Readers can hop, skip and jump around the book, adding some "playful fizz" to their days or, to focus on a particular project, move through the book in order, as the author recommends. I particularly enjoyed the "Quirky Quiz" which revealed I am most at home in the Skip phase. The Skip phase is where many creative people find themselves consistently trying different things, experimenting, getting started with something new but not finishing it, following spontaneous impulses as they arise." But, she points out, truly enjoying the freedom of these experimenting phases can "build successful momentum."
The Hop phase focuses on dreaming, brainstorming, planning and visioning. The Jump phases focuses on conscious action and completion.
Each chapter of the book begins with a Fun Fact followed by questions to help readers reflect on their specific play process. Top Ten Lists are humorous and sprinkled throughout the book.
Makridakis has created her own terms as well as fresh approaches to play, so there are haikoodles, which are haiku about play and include words and doodles. AcroWhims are whimsical acronyms and Manifestagrams are anagrams with manifesting powers. Rearrange a word to playfully reveal an important message.
Readers may feel silly doing some of these things, but that's good. Feeling silly helps relieve some stress and release some ideas.
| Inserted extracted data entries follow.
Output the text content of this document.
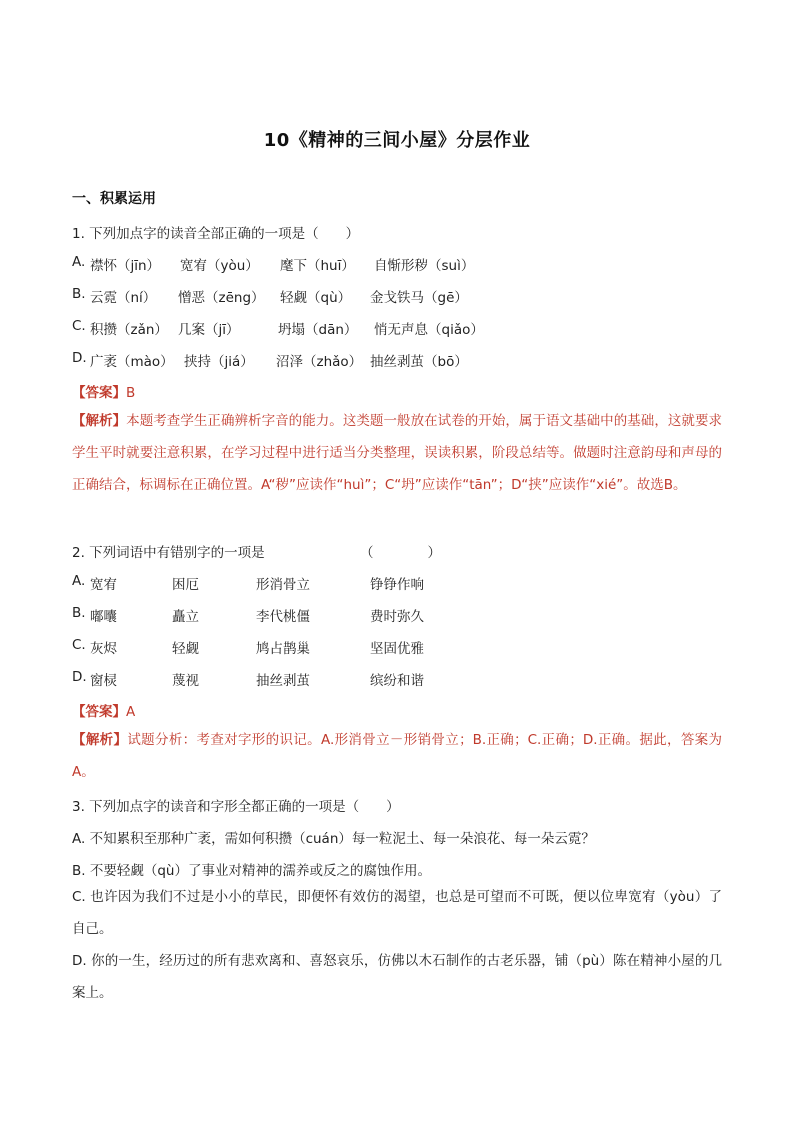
10《精神的三间小屋》分层作业
一、积累运用
1. 下列加点字的读音全部正确的一项是（　　）
A. 襟怀（jīn） 宽宥（yòu） 麾下（huī） 自惭形秽（suì）
B. 云霓（ní） 憎恶（zēng） 轻觑（qù） 金戈铁马（gē）
C. 积攒（zǎn） 几案（jī）	坍塌（dān） 悄无声息（qiǎo）
D. 广袤（mào） 挟持（jiá） 沼泽（zhǎo） 抽丝剥茧（bō）
【答案】B
【解析】本题考查学生正确辨析字音的能力。这类题一般放在试卷的开始，属于语文基础中的基础，这就要求学生平时就要注意积累，在学习过程中进行适当分类整理，误读积累，阶段总结等。做题时注意韵母和声母的正确结合，标调标在正确位置。A“秽”应读作“huì”；C“坍”应读作“tān”；D“挟”应读作“xié”。故选B。
2. 下列词语中有错别字的一项是	（　　　　）
A. 宽宥	困厄	形消骨立	铮铮作响
B. 嘟囔	矗立	李代桃僵	费时弥久
C. 灰烬	轻觑	鸠占鹊巢	坚固优雅
D. 窗棂	蔑视	抽丝剥茧	缤纷和谐
【答案】A
【解析】试题分析：考查对字形的识记。A.形消骨立－形销骨立；B.正确；C.正确；D.正确。据此，答案为A。
3. 下列加点字的读音和字形全都正确的一项是（　　）
A. 不知累积至那种广袤，需如何积攒（cuán）每一粒泥土、每一朵浪花、每一朵云霓？
B. 不要轻觑（qù）了事业对精神的濡养或反之的腐蚀作用。
C. 也许因为我们不过是小小的草民，即便怀有效仿的渴望，也总是可望而不可既，便以位卑宽宥（yòu）了自己。
D. 你的一生，经历过的所有悲欢离和、喜怒哀乐，仿佛以木石制作的古老乐器，铺（pù）陈在精神小屋的几案上。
Readers are encouraged to pick an exercise that sounds the most inviting to them. In the Hop stage for instance, there's an exercise for a self-interview. It's meant to be from a point in the future when the readers have manifested their current desires. Makridakis says people can do it while in the shower or when driving in a car by themselves so they can talk out loud.
In the Skip Phase, I really liked Creative Cartography. Rather than a preconceived pathway of my plans, this map is "a daring diary of your adventures." I have taken to drawing wavy lines in my journal and writing comments about daily occurrences and reactions to them.
Makridakis includes games her son Kai invented from his own play. He called one particular game Most Valuable for the Day. It was about collecting objects and determining which was the most valuable of the day. Makridakis turned that into a focus-finding list, which is always valuable for getting things done.
Play helped to write Hop, Skip Jump: 75 Ways to Playfully Manifest a Meaningful Life. Makridakis wore her fanciest jewelry with her pajamas, and built a fort with her six-year-old son. As she says, "Play is many things, but it is never stuck, still, or stagnant. The secret is simple: what moves us is what moves us, which just means what moves us emotionally is what moves us to action. I believe in a world where work feels like play, and while it's not always as easy as I'd like, I try to spend as much time there as possible."